Further evidence of the profound disturbance of nutrition often effected by an attack of this disease may be found in the occasional development of marked rachitis, and in the much more frequent establishment of subsequent anæmia and debility, which prove obstinate and are associated with a high degree of susceptibility of the system to morbid influences, and which are doubtless, in some instances at least, dependent upon impaired primary assimilation due to lesions of the intestinal canal, which existed as complications of the original attack of catarrhal pneumonia. It has been mentioned that gastro-intestinal irritation is often present, both in the acute and in the more chronic forms, and this may reach such a high degree as to justify the name of a complication. It has seemed to be especially in these cases, or in those where, owing to the subsequent vulnerability of the system, gastro-intestinal catarrh occurs as a sequel, that the serious impairment of nutrition above mentioned is most likely to ensue.

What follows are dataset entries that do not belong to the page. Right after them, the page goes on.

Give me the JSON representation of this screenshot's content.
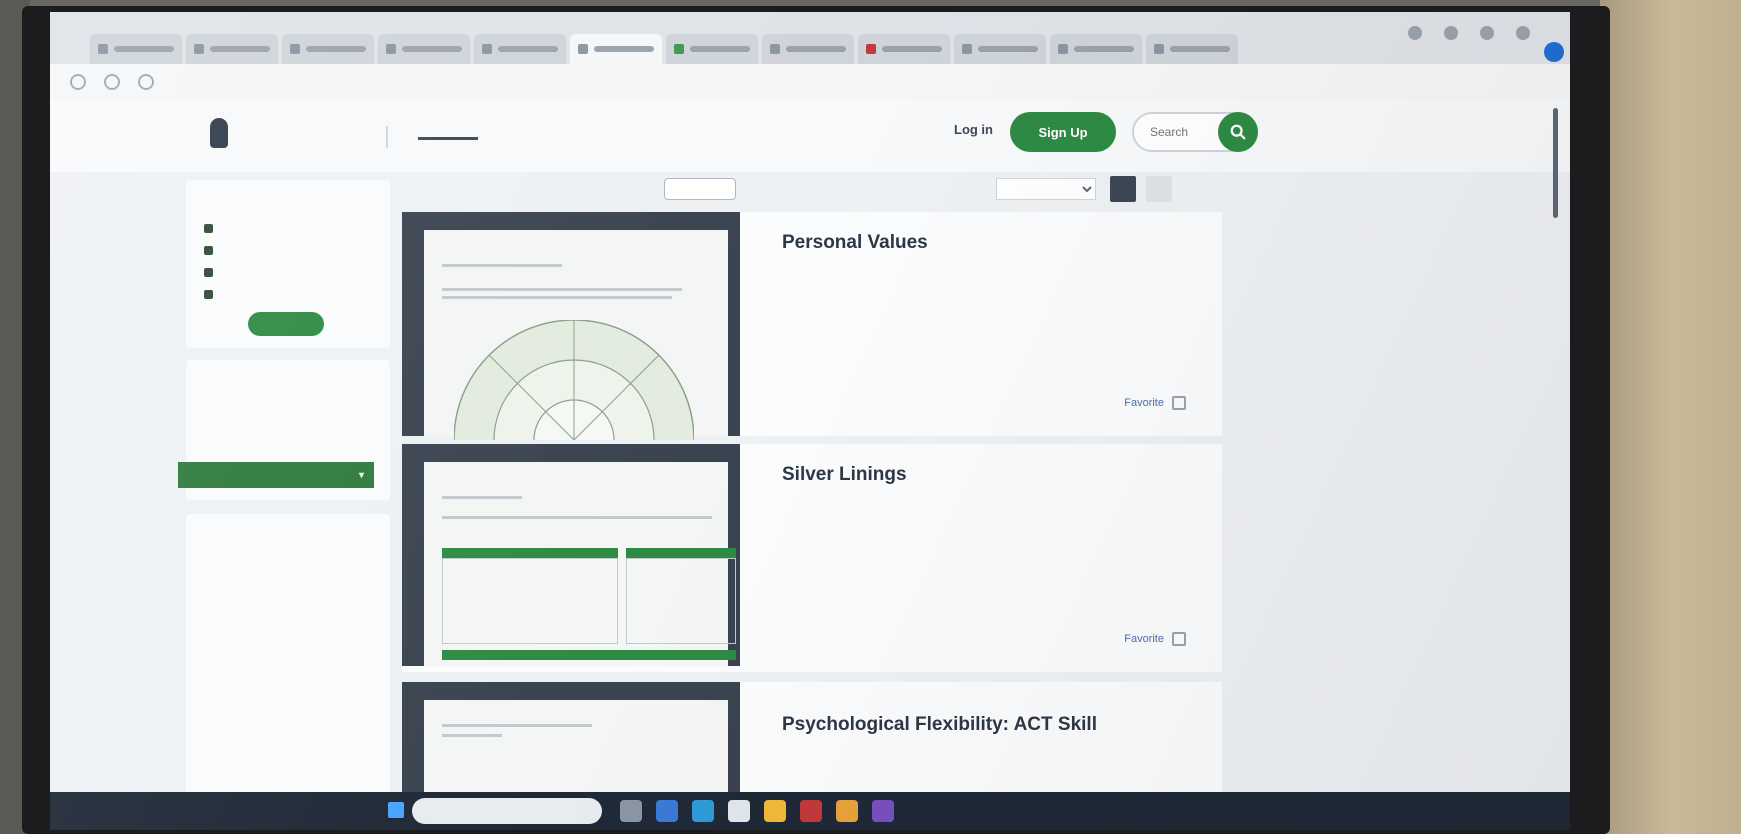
{
  "browser": {
    "tabs": [
      {
        "label": "",
        "color": "#8a96a3"
      },
      {
        "label": "",
        "color": "#8a96a3"
      },
      {
        "label": "",
        "color": "#8a96a3"
      },
      {
        "label": "",
        "color": "#8a96a3"
      },
      {
        "label": "",
        "color": "#8a96a3"
      },
      {
        "label": "",
        "color": "#8a96a3"
      },
      {
        "label": "",
        "color": "#3c9a4a"
      },
      {
        "label": "",
        "color": "#8a96a3"
      },
      {
        "label": "",
        "color": "#c23a3a"
      },
      {
        "label": "",
        "color": "#8a96a3"
      },
      {
        "label": "",
        "color": "#8a96a3"
      },
      {
        "label": "",
        "color": "#8a96a3"
      }
    ],
    "url": ""
  },
  "site": {
    "logo_text": "",
    "nav": [
      {
        "label": "",
        "active": true
      },
      {
        "label": "",
        "active": false
      },
      {
        "label": "",
        "active": false
      },
      {
        "label": "",
        "active": false
      },
      {
        "label": "",
        "active": false
      },
      {
        "label": "",
        "active": false
      }
    ],
    "login_label": "Log in",
    "signup_label": "Sign Up",
    "search_placeholder": "Search",
    "accent_color": "#2e8b43"
  },
  "sidebar": {
    "filter_card_title": "",
    "options": [
      "",
      "",
      "",
      ""
    ],
    "apply_label": "",
    "language_title": "",
    "language_items": [
      "",
      ""
    ],
    "language_selected": "",
    "type_title": "",
    "type_items": [
      "",
      "",
      "",
      "",
      ""
    ]
  },
  "toolbar": {
    "info_text": "",
    "language_button": "",
    "sort_label": "",
    "sort_value": ""
  },
  "results": [
    {
      "title": "Personal Values",
      "subtitle": "",
      "description": "",
      "favorite_label": "Favorite"
    },
    {
      "title": "Silver Linings",
      "subtitle": "",
      "description": "",
      "favorite_label": "Favorite"
    },
    {
      "title": "Psychological Flexibility: ACT Skill",
      "subtitle": "",
      "description": "",
      "favorite_label": ""
    }
  ],
  "taskbar": {
    "weather": "",
    "search_placeholder": "",
    "app_colors": [
      "#8a96a3",
      "#3a7bd5",
      "#2f9ad8",
      "#e0e6ec",
      "#f2b83a",
      "#c23a3a",
      "#e8a23a",
      "#7a4fc2"
    ]
  }
}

Lastly, allusion must be made to the frequency with which severe nervous symptoms appear, especially during the later stage of the attack. As has been seen, convulsions are not rare in children, while at all ages active delirium and extreme restlessness, often requiring restraint, are of frequent occurrence. These cannot be attributed, as a rule, to uræmic intoxication, but are to be referred to the high systemic irritation, the great nervous exhaustion, and the marked interference with respiration and aëration of the blood. It is probable also that circumscribed areas of lepto-meningitis, or even of tuberculous meningitis, are of occasional occurrence in these cases.
DIAGNOSIS.—The direct recognition of catarrhal pneumonia in its acute stage is not always free from difficulty, while both in the acute and chronic forms there are certain conditions with which care must be used not to confound it.